Today I finished the ‘Tricolour Centaur (French Flag Centaur), so named by Kim Tonelli because it uses the red, white and blue of the French Flag, plus a pink and black.

This sculpture follows the imagery of the paintings with a series of eyes and suggestions of ‘face’ mapped across the Centaur form. For me, it is like ‘Cubism in 3D’ in that the surface image mimics the multiple viewpoints of Cubism with the added element of a 3D sculptural form.

As a completed form, I find it difficult to look at. What I mean by this is that it is difficult to ‘see’ the form as a totality in a single view. Of course, I can ‘see’ the entire sculpture, it is simply that I have no coherence for the overall form. The sculpture is only coherent when I look at it in small segments.

This fits with the earlier sculpture ‘Seated Woman on Centaur’, the viewer is challenged to look at the 3D form and the 2D form simultaneously. In some places on the form, the image is merely on a single surface plane (ie. Flat paint on one flat surface), and in other places uses several planes to define itself (ie. flat paint on more than one surface). The gestalt that is set up then forces the viewer to flick their view back and forth between the form and the image.
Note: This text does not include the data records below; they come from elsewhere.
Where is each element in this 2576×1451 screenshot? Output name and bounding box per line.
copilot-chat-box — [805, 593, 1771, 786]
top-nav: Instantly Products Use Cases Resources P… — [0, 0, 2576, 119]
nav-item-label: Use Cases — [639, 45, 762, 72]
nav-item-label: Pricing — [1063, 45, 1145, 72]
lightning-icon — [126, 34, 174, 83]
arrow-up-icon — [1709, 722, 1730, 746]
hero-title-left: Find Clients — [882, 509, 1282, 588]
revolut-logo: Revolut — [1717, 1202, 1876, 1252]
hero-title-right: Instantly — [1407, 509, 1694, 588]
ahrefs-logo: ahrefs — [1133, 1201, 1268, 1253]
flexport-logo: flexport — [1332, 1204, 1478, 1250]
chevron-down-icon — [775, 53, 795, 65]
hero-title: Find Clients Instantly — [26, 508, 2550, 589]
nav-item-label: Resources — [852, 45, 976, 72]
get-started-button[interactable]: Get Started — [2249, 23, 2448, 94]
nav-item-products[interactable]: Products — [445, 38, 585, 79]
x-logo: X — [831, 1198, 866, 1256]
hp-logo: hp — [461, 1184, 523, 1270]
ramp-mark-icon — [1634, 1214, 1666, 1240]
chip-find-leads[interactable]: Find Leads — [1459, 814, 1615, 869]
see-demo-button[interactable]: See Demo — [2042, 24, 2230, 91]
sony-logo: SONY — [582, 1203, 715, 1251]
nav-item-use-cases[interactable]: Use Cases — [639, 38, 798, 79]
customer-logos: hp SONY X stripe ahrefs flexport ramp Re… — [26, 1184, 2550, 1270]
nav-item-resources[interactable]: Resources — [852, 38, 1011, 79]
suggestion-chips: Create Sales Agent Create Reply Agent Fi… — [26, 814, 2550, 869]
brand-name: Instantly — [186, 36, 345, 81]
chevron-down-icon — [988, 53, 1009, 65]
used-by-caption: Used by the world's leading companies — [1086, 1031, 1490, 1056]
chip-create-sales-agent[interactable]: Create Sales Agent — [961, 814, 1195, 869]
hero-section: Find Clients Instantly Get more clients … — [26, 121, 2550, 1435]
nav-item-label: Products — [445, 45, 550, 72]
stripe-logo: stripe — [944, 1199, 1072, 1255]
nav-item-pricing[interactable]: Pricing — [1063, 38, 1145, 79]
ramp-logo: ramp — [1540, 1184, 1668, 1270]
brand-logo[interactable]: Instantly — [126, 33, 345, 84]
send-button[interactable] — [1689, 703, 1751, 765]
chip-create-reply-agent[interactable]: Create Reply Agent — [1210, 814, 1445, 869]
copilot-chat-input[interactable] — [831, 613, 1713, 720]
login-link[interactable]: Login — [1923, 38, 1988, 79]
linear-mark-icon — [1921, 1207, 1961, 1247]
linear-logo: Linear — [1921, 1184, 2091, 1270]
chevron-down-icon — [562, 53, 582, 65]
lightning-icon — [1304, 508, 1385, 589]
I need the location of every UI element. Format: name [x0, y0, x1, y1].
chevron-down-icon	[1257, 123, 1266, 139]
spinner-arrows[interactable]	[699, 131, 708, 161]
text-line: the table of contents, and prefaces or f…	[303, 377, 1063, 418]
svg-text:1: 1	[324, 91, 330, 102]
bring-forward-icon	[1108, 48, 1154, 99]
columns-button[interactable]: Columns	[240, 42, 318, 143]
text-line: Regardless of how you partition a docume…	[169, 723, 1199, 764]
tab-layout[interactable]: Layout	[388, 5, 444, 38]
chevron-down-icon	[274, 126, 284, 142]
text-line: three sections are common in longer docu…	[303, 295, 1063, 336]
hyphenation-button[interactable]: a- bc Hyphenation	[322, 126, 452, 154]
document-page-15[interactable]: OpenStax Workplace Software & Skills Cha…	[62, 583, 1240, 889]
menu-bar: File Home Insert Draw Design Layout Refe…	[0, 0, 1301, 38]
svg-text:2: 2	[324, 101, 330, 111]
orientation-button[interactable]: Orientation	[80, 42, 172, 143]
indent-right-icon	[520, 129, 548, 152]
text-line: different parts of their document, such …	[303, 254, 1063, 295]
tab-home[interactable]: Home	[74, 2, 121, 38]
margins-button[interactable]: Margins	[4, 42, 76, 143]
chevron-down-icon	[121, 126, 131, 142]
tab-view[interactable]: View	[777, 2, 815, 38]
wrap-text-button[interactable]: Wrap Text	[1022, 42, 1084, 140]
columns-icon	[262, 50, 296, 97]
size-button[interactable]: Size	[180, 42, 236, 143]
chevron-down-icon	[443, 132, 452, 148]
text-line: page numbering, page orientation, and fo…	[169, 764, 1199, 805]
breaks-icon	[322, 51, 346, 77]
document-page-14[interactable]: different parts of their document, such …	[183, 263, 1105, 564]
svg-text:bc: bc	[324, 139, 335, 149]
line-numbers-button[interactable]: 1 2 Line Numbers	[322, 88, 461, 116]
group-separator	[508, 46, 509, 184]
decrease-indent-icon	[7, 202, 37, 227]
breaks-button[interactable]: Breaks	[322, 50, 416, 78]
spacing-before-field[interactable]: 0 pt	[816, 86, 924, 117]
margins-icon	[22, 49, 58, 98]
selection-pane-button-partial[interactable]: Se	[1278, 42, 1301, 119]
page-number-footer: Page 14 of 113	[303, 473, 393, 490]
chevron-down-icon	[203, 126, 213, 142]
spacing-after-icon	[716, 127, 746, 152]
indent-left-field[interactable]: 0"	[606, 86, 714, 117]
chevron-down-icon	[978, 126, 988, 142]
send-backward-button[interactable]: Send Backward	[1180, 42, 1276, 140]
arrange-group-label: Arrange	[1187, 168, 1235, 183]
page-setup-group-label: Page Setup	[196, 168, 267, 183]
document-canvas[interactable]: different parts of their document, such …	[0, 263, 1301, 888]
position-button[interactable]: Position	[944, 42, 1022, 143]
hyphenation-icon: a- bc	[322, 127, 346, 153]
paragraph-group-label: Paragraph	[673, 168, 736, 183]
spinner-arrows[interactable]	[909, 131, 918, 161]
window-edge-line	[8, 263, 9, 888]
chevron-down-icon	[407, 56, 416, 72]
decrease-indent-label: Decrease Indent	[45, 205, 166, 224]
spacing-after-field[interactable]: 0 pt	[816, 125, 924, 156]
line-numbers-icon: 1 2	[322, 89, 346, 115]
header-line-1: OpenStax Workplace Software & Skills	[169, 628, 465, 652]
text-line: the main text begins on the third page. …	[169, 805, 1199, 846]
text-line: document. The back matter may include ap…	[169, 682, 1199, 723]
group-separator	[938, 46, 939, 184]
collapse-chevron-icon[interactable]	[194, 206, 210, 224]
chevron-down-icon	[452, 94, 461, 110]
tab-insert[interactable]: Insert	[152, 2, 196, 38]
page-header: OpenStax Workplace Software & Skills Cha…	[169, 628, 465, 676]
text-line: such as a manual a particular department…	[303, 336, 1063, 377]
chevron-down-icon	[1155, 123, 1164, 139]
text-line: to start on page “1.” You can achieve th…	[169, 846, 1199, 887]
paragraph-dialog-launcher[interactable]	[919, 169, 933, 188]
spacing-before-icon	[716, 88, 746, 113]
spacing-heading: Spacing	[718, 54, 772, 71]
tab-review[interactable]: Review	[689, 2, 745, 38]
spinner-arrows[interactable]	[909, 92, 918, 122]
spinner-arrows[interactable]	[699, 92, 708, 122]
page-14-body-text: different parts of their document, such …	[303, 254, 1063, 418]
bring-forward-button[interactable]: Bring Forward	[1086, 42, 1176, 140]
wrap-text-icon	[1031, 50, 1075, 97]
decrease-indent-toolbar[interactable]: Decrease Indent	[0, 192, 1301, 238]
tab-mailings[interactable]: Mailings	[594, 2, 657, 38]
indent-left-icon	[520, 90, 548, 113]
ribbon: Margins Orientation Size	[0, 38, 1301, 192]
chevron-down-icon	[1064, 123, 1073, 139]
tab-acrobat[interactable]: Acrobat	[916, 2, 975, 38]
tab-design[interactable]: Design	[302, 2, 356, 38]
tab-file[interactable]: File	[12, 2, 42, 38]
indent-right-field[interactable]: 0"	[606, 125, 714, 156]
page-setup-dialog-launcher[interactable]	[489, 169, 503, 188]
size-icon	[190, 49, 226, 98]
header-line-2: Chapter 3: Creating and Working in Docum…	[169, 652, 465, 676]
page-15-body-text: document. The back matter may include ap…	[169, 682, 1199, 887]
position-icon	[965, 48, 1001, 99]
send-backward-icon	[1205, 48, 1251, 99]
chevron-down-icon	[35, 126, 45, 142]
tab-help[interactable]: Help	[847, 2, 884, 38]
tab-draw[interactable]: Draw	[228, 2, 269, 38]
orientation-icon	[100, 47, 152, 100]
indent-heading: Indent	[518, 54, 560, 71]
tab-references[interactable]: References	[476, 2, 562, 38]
Interestingly, with the sculpture ‘Seated Woman on Centaur’ sitting in front of me, as it has for the past few months, I can now ‘see’ it as a ‘coherent whole’, whereas I can’t do this with the newly completed form (not yet!).

This piece was exhibited at the Toorak Festival of Sculpture, 1 May to 30 May, Toorak Village Shopping Centre, Toorak Road, Toorak (Melbourne, Australia).